世界が滅茶苦茶になっても
「ここは……」
可憐が目を覚ます。目を開くと、いつもの教室と雄平の姿があった。
「どうやら成功したみたいだな」
雄平は彼女の意識がしっかりしているのを見て安心する。
「なにかあったの?」
「可憐、お前はゾンビに噛まれたんだ」
雄平は可憐がゾンビへ変わってしまったことを説明する。
「わ、私、ゾンビになっちゃったの」
「大丈夫だ。ゾンビ化の呪いはすでに治してある」
雄平はゾンビ化を治す方法の一つに将軍ゾンビの血を飲ませるという方法があることを説明する。
「藤田は隊長ゾンビを操っていた。そして隊長ゾンビを操れるのは世界に大王ゾンビか将軍ゾンビだけだ」
世界に一体しかいない大王ゾンビである可能性は低いし、そもそも魔王と同じ力を持つなら、今の雄平に倒すことはできない。
将軍ゾンビだと確信し、可憐に藤田の血を飲ませてみると、無事人間に戻ることができたのだ。
「他のみんなは?」
「みんな無事だ。花原も高木も安藤もな。ゾンビの大群が相手なのに、たいしたものだ」
「良く無事だったね」
「強力な助っ人が来てくれたからな」
雄平が花原たちの元へ行くと、迷彩服姿の軍団がゾンビを殲滅していた。市ヶ谷が助けに来てくれたのだ。
「市ヶ谷に恩を売っておいて本当に良かった」
でなければ、花原たちは死んでいたかもしれない。
「で、これからどうするの、ゆうちゃん」
「可憐を救えたことだし、俺に目的はないよ」
「なら私から提案があるの?」
「提案?」
「うん。

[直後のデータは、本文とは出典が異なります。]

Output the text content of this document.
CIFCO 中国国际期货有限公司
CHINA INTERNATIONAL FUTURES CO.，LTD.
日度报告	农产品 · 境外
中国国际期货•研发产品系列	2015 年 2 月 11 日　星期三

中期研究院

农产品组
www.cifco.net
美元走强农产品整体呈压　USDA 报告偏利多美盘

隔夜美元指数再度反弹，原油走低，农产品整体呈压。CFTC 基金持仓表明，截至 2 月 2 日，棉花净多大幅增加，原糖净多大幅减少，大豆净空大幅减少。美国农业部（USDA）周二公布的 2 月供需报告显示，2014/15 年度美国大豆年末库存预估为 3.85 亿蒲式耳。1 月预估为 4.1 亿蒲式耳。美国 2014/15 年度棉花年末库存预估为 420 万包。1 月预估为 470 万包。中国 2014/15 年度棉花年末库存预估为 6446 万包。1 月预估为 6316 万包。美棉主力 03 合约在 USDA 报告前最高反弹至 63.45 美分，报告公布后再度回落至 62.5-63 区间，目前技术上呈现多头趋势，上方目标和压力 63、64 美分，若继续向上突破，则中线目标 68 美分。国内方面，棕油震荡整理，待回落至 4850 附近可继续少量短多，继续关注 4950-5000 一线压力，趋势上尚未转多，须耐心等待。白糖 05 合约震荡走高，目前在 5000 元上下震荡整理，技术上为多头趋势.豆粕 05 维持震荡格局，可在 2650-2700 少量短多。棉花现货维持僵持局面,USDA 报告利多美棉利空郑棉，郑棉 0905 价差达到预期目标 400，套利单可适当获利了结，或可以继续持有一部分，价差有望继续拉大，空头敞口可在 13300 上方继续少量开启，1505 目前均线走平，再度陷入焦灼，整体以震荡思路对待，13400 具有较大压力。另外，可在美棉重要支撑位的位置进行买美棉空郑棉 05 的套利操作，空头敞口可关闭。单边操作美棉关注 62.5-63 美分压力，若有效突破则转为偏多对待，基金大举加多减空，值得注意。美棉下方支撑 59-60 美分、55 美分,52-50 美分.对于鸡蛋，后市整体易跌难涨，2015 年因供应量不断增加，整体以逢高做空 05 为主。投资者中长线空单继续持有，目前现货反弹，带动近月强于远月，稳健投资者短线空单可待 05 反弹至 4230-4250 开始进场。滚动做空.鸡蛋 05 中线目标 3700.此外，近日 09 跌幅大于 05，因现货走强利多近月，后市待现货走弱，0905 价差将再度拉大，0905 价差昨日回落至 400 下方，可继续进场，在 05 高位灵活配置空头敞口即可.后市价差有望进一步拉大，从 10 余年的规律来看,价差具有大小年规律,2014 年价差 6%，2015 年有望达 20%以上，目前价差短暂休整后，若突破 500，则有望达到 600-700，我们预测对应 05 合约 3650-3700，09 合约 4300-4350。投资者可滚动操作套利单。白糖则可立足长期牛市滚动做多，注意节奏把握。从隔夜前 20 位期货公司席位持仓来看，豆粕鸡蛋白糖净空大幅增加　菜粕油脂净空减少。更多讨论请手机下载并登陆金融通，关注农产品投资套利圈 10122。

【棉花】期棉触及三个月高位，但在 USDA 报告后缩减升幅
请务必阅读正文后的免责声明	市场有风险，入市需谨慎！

将軍ゾンビの血を飲めば、ゾンビの呪いが解けるんだよね。だったら色んな人たちを助けてあげようよ」
「俺に慈善活動をしろと?」
「ゆうちゃんは変わったように見えるけど、結局根っこの部分は優しいと思うの。だから私の提案に賛同してくれると思うのだけれど」
可憐は試すような口調で確認する。雄平の答えが分かっている質問だった。
「仕方ない。可憐の頼みだ。日本の奴らを助けてやるとするか」
勇者のようになと、雄平が続けると可憐は笑った。
「幸運にも俺は日本を救うための力を持っている。花原組という手足もある。だから市ヶ谷のように民間軍事会社を設立し、力と薬で世界を救いたい。勇者の自己満足に付き合ってくれるか」
「もちろん。だって私たち、たった二人の家族だもん」
雄平と可憐の二人は笑いあった。ゾンビが跋扈し、美醜が逆転した世界でも、二人は今幸せだった。